Another defining experience for me happened several years ago, when I was asked to take the lead in onboarding new employees after a major acquisition at Cardinal Health. I believed that it was a pivotal moment in my career, and I accepted the opportunity, though it meant that I would be away from home for 30 days.
Some of my male colleagues questioned me. How could I leave my family? My kids were in high school at the time; my husband was a stay-at-home dad. Though I would certainly miss my family, I knew they would be fine. And I was pretty certain that no one would have questioned my commitment as a parent if I were a man.
I don’t believe the questions were ill-intended. But they revealed the assumptions we all make about men and women, and the kind of unconscious bias we need to call out and address. That is how we will come to understand each other better, and level the playing field for everyone.
In the past year, particularly, I’ve been working to identify my own assumptions about others. I’ve sought out the voices of black women leaders, at Cardinal Health and in our community, to better understand their experiences and the social injustices they have faced. The more I listen and the more I learn, the more deeply committed I am to a workplace and a world that is diverse, equitable and inclusive.
Sarah Wills, Chief Corporate Affairs Officer
In my 30s, I worked as a policy director for a governor, often one of the few women in the room. When I was new in my role, the Governor asked for policy ideas for how he could support women’s health.
I proposed an idea to back legislation requiring health insurers to cover the costs of mammograms for women under 40 with a family history of breast cancer. I believed that because our state had a large number of young women fighting breast cancer, this policy would have an impact on women’s health, and would be positively received by our constituents. My male colleague, however, argued that young women would prefer free access to contraceptives. I was fairly confident, as a woman under 40, that they were wrong. We decided to poll some of our constituents, and found an overwhelming preference for mammograms. When the governor spoke about this legislative initiative in his annual State of the State speech, he received a standing ovation.

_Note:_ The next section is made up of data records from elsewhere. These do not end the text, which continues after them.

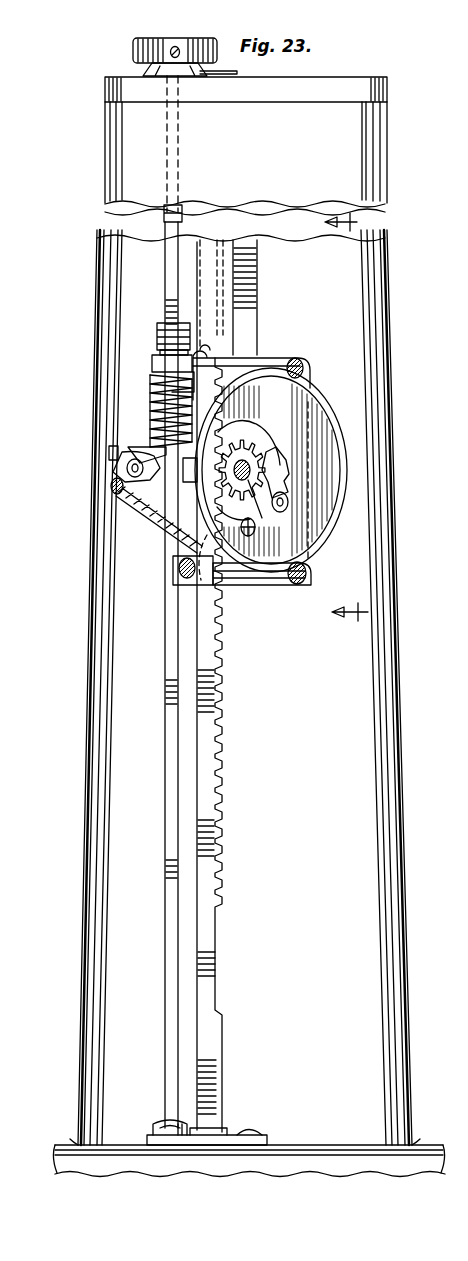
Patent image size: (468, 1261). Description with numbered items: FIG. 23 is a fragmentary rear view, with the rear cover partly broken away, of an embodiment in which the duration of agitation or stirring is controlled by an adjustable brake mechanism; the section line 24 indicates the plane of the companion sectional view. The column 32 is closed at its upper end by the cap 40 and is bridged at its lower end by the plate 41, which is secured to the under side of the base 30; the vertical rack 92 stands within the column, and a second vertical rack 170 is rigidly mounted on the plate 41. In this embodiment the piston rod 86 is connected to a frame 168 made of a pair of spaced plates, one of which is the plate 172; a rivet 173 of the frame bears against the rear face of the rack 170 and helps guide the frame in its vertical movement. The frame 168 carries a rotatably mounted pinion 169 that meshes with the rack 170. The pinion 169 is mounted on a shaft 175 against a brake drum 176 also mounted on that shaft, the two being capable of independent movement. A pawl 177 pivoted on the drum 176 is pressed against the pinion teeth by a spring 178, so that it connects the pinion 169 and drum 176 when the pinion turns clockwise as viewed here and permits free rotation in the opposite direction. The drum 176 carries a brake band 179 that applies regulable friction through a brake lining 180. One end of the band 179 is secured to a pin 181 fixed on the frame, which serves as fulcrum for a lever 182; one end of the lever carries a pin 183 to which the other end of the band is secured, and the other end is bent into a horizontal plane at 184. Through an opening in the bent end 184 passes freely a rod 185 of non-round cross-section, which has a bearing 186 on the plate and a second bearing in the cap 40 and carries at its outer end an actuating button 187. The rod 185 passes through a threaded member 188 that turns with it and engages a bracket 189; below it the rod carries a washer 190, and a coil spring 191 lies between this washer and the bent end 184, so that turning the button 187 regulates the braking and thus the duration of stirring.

The actuating button 187 is at (172, 38).
The cap 40 is at (382, 81).
The column 32 is at (381, 153).
The piston rod 86 is at (183, 212).
The section line arrows 24 is at (354, 429).
The rod 185 is at (170, 272).
The vertical rack 92 is at (247, 278).
The vertical rack 170 is at (210, 700).
The threaded member 188 is at (162, 323).
The bracket 189 is at (168, 344).
The washer 190 is at (158, 372).
The coil spring 191 is at (160, 403).
The frame 168 is at (286, 356).
The plate 172 is at (303, 368).
The brake band 179 is at (336, 517).
The brake lining 180 is at (260, 584).
The brake drum 176 is at (306, 575).
The rivet 173 is at (178, 580).
The pinion 169 is at (247, 452).
The spring 178 is at (243, 438).
The pawl 177 is at (284, 457).
The shaft 175 is at (256, 516).
The pin 181 is at (108, 472).
The lever 182 is at (112, 456).
The pin 183 is at (112, 491).
The bent end 184 is at (110, 440).
The bearing 186 is at (157, 1124).
The plate 41 is at (326, 1132).
The base 30 is at (402, 1164).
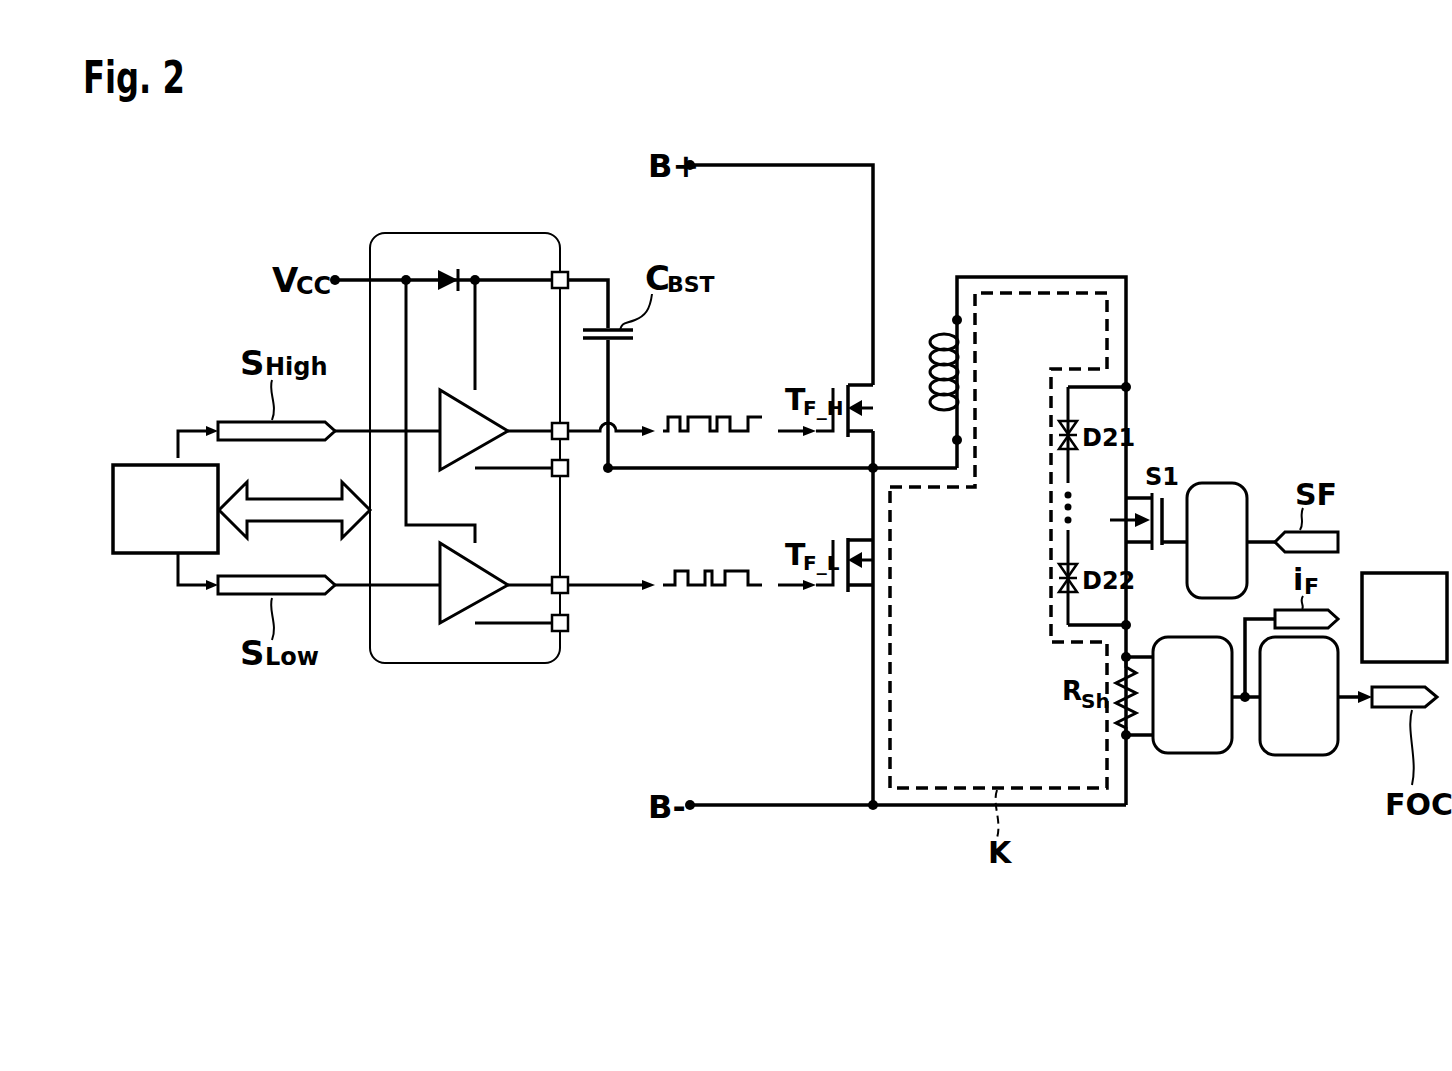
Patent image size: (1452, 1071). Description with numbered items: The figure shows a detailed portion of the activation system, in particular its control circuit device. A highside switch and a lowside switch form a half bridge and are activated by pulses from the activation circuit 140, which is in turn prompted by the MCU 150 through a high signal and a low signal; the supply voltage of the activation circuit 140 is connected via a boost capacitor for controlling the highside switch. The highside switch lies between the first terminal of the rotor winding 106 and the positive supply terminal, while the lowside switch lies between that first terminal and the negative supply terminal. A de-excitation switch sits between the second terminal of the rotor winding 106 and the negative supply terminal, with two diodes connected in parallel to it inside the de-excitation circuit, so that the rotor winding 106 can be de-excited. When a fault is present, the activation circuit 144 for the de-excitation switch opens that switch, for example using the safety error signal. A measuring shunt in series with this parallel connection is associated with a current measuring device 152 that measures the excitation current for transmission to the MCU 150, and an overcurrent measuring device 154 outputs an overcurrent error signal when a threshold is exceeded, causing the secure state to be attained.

The MCU 150 is at (140, 463).
The activation circuit 140 is at (463, 665).
The rotor winding 106 is at (964, 365).
The activation circuit for the de-excitation switch 144 is at (1208, 482).
The current measuring device 152 is at (1205, 755).
The overcurrent measuring device 154 is at (1305, 757).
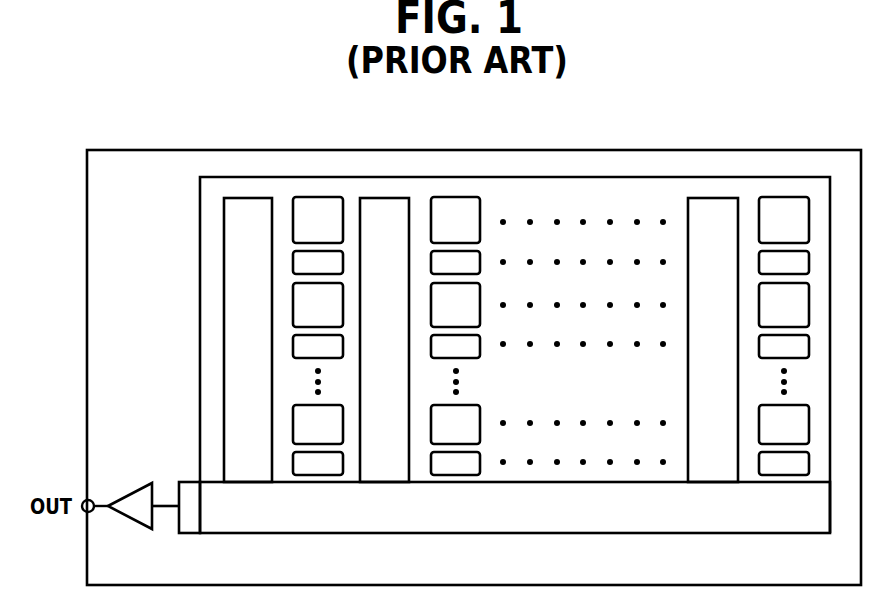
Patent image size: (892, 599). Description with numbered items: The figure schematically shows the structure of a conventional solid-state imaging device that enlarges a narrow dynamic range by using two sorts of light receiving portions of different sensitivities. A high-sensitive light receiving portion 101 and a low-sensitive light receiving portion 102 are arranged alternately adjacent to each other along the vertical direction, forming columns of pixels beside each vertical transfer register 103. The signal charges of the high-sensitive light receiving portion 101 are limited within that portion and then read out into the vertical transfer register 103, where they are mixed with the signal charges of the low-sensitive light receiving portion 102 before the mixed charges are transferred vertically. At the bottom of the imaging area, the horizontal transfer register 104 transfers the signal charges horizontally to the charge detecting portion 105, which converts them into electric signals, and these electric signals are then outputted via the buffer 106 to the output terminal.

The high-sensitive light receiving portion 101 is at (315, 197).
The low-sensitive light receiving portion 102 is at (481, 262).
The vertical transfer register 103 is at (224, 353).
The horizontal transfer register 104 is at (677, 522).
The charge detecting portion 105 is at (190, 533).
The buffer 106 is at (134, 499).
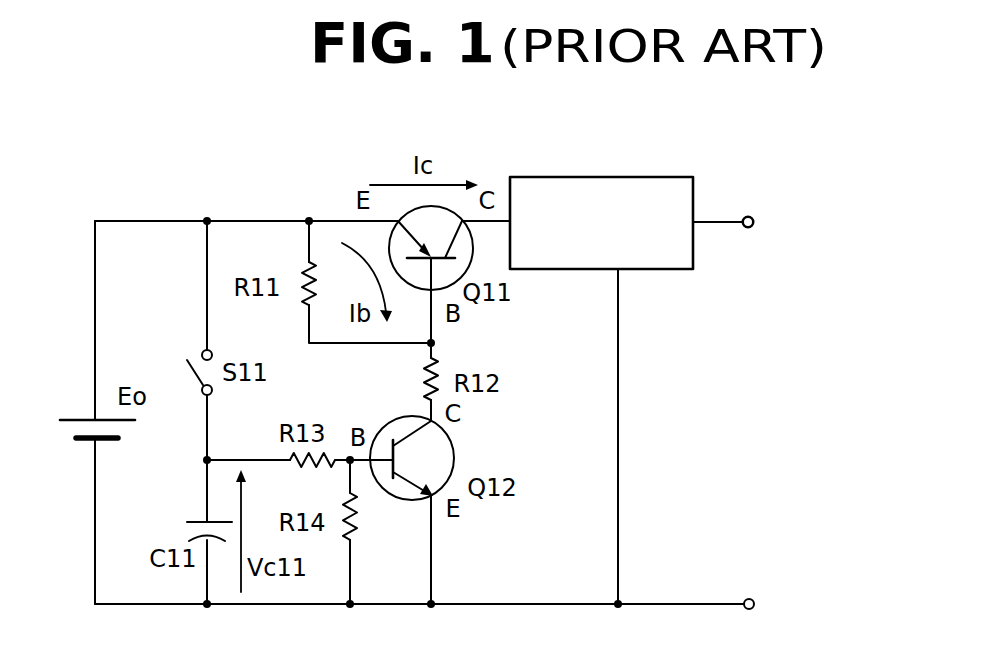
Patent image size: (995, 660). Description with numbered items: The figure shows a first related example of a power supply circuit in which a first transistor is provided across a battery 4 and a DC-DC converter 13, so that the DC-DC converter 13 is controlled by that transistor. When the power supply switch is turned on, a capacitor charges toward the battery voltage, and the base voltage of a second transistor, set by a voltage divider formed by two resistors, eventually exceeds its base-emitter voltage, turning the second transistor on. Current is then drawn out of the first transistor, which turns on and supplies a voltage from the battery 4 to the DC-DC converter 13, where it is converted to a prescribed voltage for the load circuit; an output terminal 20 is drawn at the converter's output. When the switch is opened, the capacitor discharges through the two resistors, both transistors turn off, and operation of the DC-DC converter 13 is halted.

The battery 4 is at (88, 445).
The DC-DC converter 13 is at (610, 176).
The output terminal 20 is at (748, 228).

That was such an empowering experience. It was the first time that I had used my voice to support something that I thought was really important and would make a positive difference for lots of women. It helped me to trust my instincts and step into my confidence.
As I have grown as a leader, I have tried to help women and others who traditionally have not had a voice to find their power and make their voices heard. That’s how all of us win. When we are inclusive, we’re more creative, more innovative and get better results.